In a statement responding to the report, the American Dental Assn. said it was aware that some particles from fillings end up in waste water, and it urges dentists to follow proper procedures for handling and recycling the composite used for fillings, which they refer to as "amalgam." But the association argued that the mercury from their fillings remains in a form that is not harmful to humans.
"However, a 1996 study found that when amalgam particles were subjected to simulated waste-water treatment processes, no soluble mercury was detected, even at a concentration of 1 part per billion," according to the statement.
The group stressed that it was currently implementing a new plan to address the problem.
The new report's authors said that dentists, through voluntary or mandatory measures, should trap their waste mercury before it flows into plumbing fixtures that have been contaminated with mercury for years.
The report referred to a 2001 study by the Assn. of Metropolitan Sewerage Agencies that evaluated seven major municipal waste-water treatment plants and determined that dental uses were "by far" the greatest contributors to the mercury reaching their facilities. They were responsible for 40% of the load, three times more than the next largest contributor.
Several other countries regulate releases of dental mercury. In Canada, a new standard requires dentists to trap the pieces of filling before they go down the drain. The goal is to reduce releases by 95% by 2005.
In May, the New Hampshire Legislature became the first in the nation to pass legislation governing disposal methods for dental mercury.
The California Assembly considered a measure to phase out the use of mercury in fillings but did not adopt it.
The report suggests that mercury in dentistry has become the exception while other major users of mercury have changed their practices.

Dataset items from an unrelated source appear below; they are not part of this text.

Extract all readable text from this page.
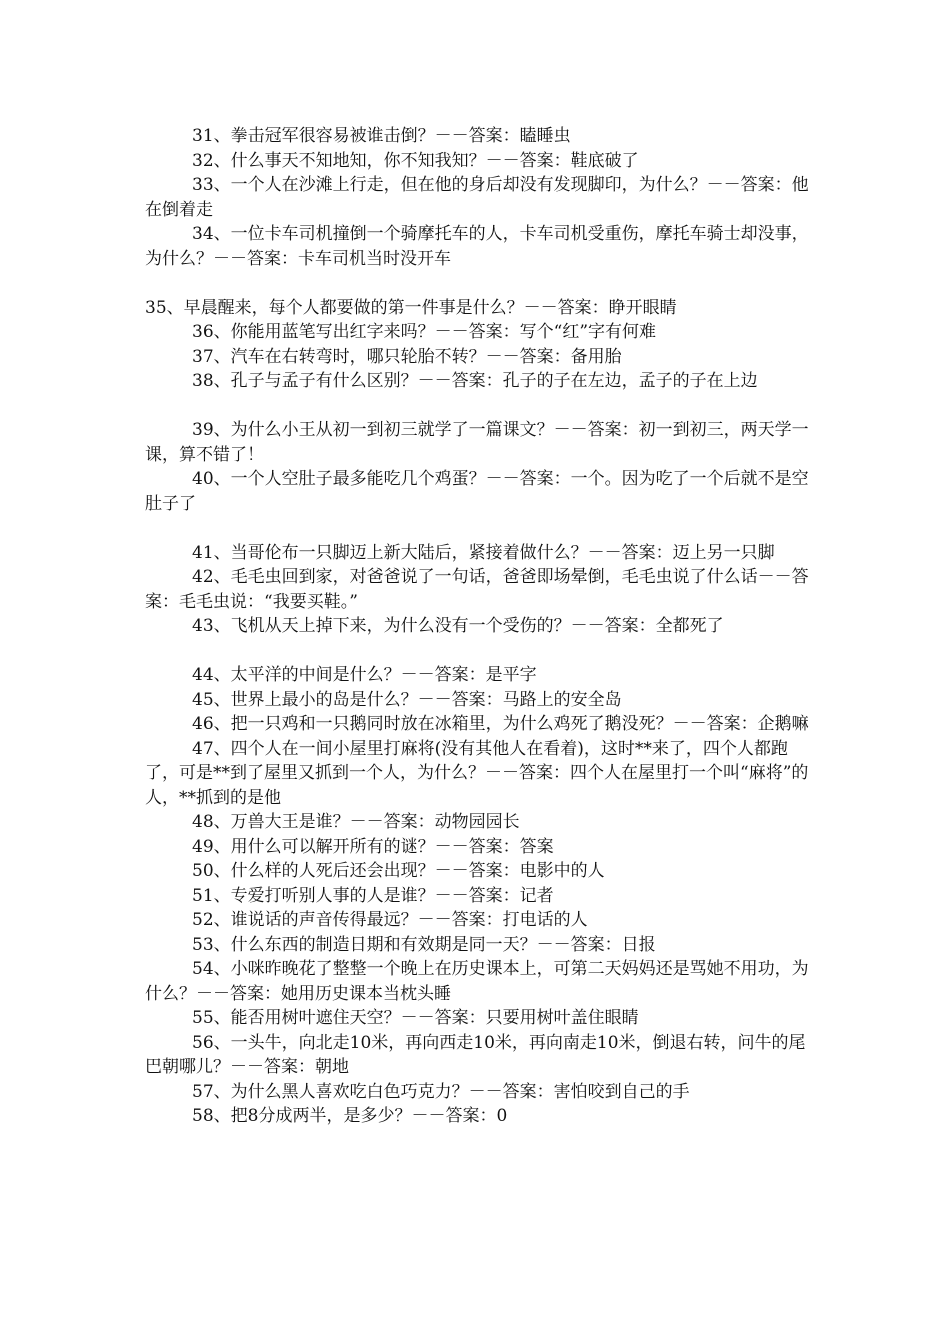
31、拳击冠军很容易被谁击倒？－－答案：瞌睡虫

32、什么事天不知地知，你不知我知？－－答案：鞋底破了

33、一个人在沙滩上行走，但在他的身后却没有发现脚印，为什么？－－答案：他在倒着走

34、一位卡车司机撞倒一个骑摩托车的人，卡车司机受重伤，摩托车骑士却没事，为什么？－－答案：卡车司机当时没开车

35、早晨醒来，每个人都要做的第一件事是什么？－－答案：睁开眼睛

36、你能用蓝笔写出红字来吗？－－答案：写个“红”字有何难

37、汽车在右转弯时，哪只轮胎不转？－－答案：备用胎

38、孔子与孟子有什么区别？－－答案：孔子的子在左边，孟子的子在上边

39、为什么小王从初一到初三就学了一篇课文？－－答案：初一到初三，两天学一课，算不错了！

40、一个人空肚子最多能吃几个鸡蛋？－－答案：一个。因为吃了一个后就不是空肚子了

41、当哥伦布一只脚迈上新大陆后，紧接着做什么？－－答案：迈上另一只脚

42、毛毛虫回到家，对爸爸说了一句话，爸爸即场晕倒，毛毛虫说了什么话－－答案：毛毛虫说：“我要买鞋。”

43、飞机从天上掉下来，为什么没有一个受伤的？－－答案：全都死了

44、太平洋的中间是什么？－－答案：是平字

45、世界上最小的岛是什么？－－答案：马路上的安全岛

46、把一只鸡和一只鹅同时放在冰箱里，为什么鸡死了鹅没死？－－答案：企鹅嘛

47、四个人在一间小屋里打麻将(没有其他人在看着)，这时**来了，四个人都跑了，可是**到了屋里又抓到一个人，为什么？－－答案：四个人在屋里打一个叫“麻将”的人，**抓到的是他

48、万兽大王是谁？－－答案：动物园园长

49、用什么可以解开所有的谜？－－答案：答案

50、什么样的人死后还会出现？－－答案：电影中的人

51、专爱打听别人事的人是谁？－－答案：记者

52、谁说话的声音传得最远？－－答案：打电话的人

53、什么东西的制造日期和有效期是同一天？－－答案：日报

54、小咪昨晚花了整整一个晚上在历史课本上，可第二天妈妈还是骂她不用功，为什么？－－答案：她用历史课本当枕头睡

55、能否用树叶遮住天空？－－答案：只要用树叶盖住眼睛

56、一头牛，向北走10米，再向西走10米，再向南走10米，倒退右转，问牛的尾巴朝哪儿？－－答案：朝地

57、为什么黑人喜欢吃白色巧克力？－－答案：害怕咬到自己的手

58、把8分成两半，是多少？－－答案：0
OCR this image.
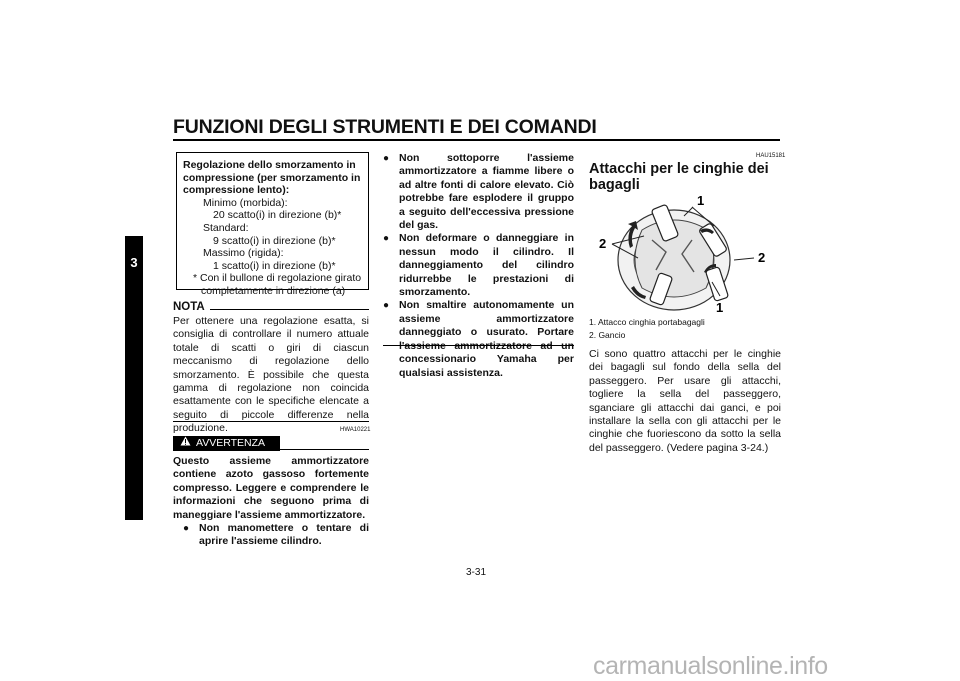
FUNZIONI DEGLI STRUMENTI E DEI COMANDI
3
Regolazione dello smorzamento in compressione (per smorzamento in compressione lento):
Minimo (morbida):
20 scatto(i) in direzione (b)*
Standard:
9 scatto(i) in direzione (b)*
Massimo (rigida):
1 scatto(i) in direzione (b)*
* Con il bullone di regolazione girato completamente in direzione (a)
NOTA
Per ottenere una regolazione esatta, si consiglia di controllare il numero attuale totale di scatti o giri di ciascun meccanismo di regolazione dello smorzamento. È possibile che questa gamma di regolazione non coincida esattamente con le specifiche elencate a seguito di piccole differenze nella produzione.	HWA10221
AVVERTENZA
Questo assieme ammortizzatore contiene azoto gassoso fortemente compresso. Leggere e comprendere le informazioni che seguono prima di maneggiare l'assieme ammortizzatore.
● Non manomettere o tentare di aprire l'assieme cilindro.
● Non sottoporre l'assieme ammortizzatore a fiamme libere o ad altre fonti di calore elevato. Ciò potrebbe fare esplodere il gruppo a seguito dell'eccessiva pressione del gas.
● Non deformare o danneggiare in nessun modo il cilindro. Il danneggiamento del cilindro ridurrebbe le prestazioni di smorzamento.
● Non smaltire autonomamente un assieme ammortizzatore danneggiato o usurato. Portare concessionario Yamaha per qualsiasi assistenza.
HAU15181
Attacchi per le cinghie dei bagagli
1
2
2
1
1. Attacco cinghia portabagagli
2. Gancio
Ci sono quattro attacchi per le cinghie dei bagagli sul fondo della sella del passeggero. Per usare gli attacchi, togliere la sella del passeggero, sganciare gli attacchi dai ganci, e poi installare la sella con gli attacchi per le cinghie che fuoriescono da sotto la sella del passeggero. (Vedere pagina 3-24.)
3-31
carmanualsonline.info
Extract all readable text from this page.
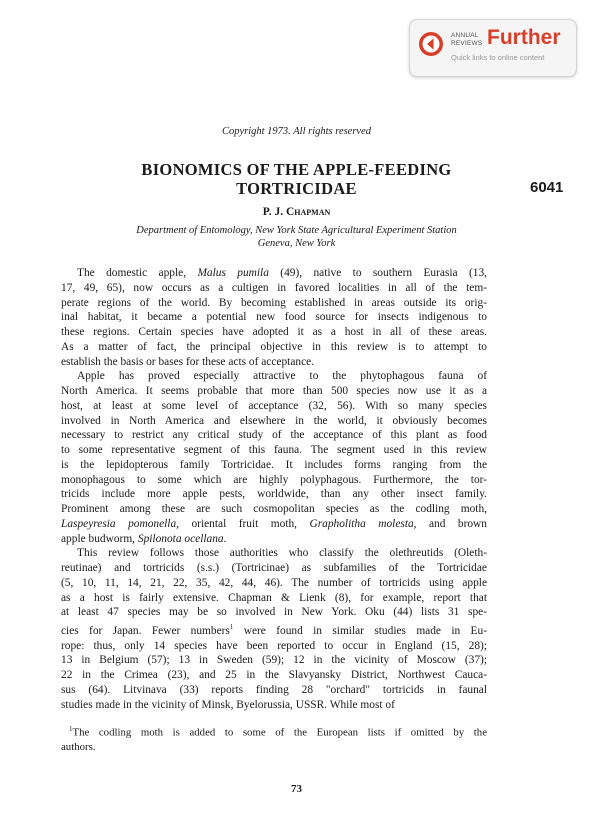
ANNUAL REVIEWS Further
Quick links to online content
Copyright 1973. All rights reserved
BIONOMICS OF THE APPLE-FEEDING
TORTRICIDAE	6041
P. J. Chapman
Department of Entomology, New York State Agricultural Experiment Station
Geneva, New York

The domestic apple, Malus pumila (49), native to southern Eurasia (13,
17, 49, 65), now occurs as a cultigen in favored localities in all of the tem-
perate regions of the world. By becoming established in areas outside its orig-
inal habitat, it became a potential new food source for insects indigenous to
these regions. Certain species have adopted it as a host in all of these areas.
As a matter of fact, the principal objective in this review is to attempt to
establish the basis or bases for these acts of acceptance.

Apple has proved especially attractive to the phytophagous fauna of
North America. It seems probable that more than 500 species now use it as a
host, at least at some level of acceptance (32, 56). With so many species
involved in North America and elsewhere in the world, it obviously becomes
necessary to restrict any critical study of the acceptance of this plant as food
to some representative segment of this fauna. The segment used in this review
is the lepidopterous family Tortricidae. It includes forms ranging from the
monophagous to some which are highly polyphagous. Furthermore, the tor-
tricids include more apple pests, worldwide, than any other insect family.
Prominent among these are such cosmopolitan species as the codling moth,
Laspeyresia pomonella, oriental fruit moth, Grapholitha molesta, and brown
apple budworm, Spilonota ocellana.

This review follows those authorities who classify the olethreutids (Oleth-
reutinae) and tortricids (s.s.) (Tortricinae) as subfamilies of the Tortricidae
(5, 10, 11, 14, 21, 22, 35, 42, 44, 46). The number of tortricids using apple
as a host is fairly extensive. Chapman & Lienk (8), for example, report that
at least 47 species may be so involved in New York. Oku (44) lists 31 spe-
cies for Japan. Fewer numbers$^1$ were found in similar studies made in Eu-
rope: thus, only 14 species have been reported to occur in England (15, 28);
13 in Belgium (57); 13 in Sweden (59); 12 in the vicinity of Moscow (37);
22 in the Crimea (23), and 25 in the Slavyansky District, Northwest Cauca-
sus (64). Litvinava (33) reports finding 28 "orchard" tortricids in faunal
studies made in the vicinity of Minsk, Byelorussia, USSR. While most of

$^1$The codling moth is added to some of the European lists if omitted by the
authors.
73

In 1985 dental facilities used 3% of all the mercury used nationwide. Last year, although dentists used less mercury, their use accounted for 20% of all uses. Only two other industries--wiring devices and switches and chloralkali--used more.
Gina Solomon, a physician who focuses on the health effects of mercury for the Natural Resources Defense Council, said that there was still controversy about whether the fillings put dental patients at risk. And she stressed that those who have such fillings should not get them removed, because taking them out heightens the chance of exposure.
However, she said the science is clear that the mercury that goes down the drain can end up in the food chain.
"There is scientific consensus that mercury that ends up in the waste water and water bodies will accumulate in the fish and pose a direct human health problem to people who eat the fish; that is uncontroversial and is something that can be fixed," Solomon said.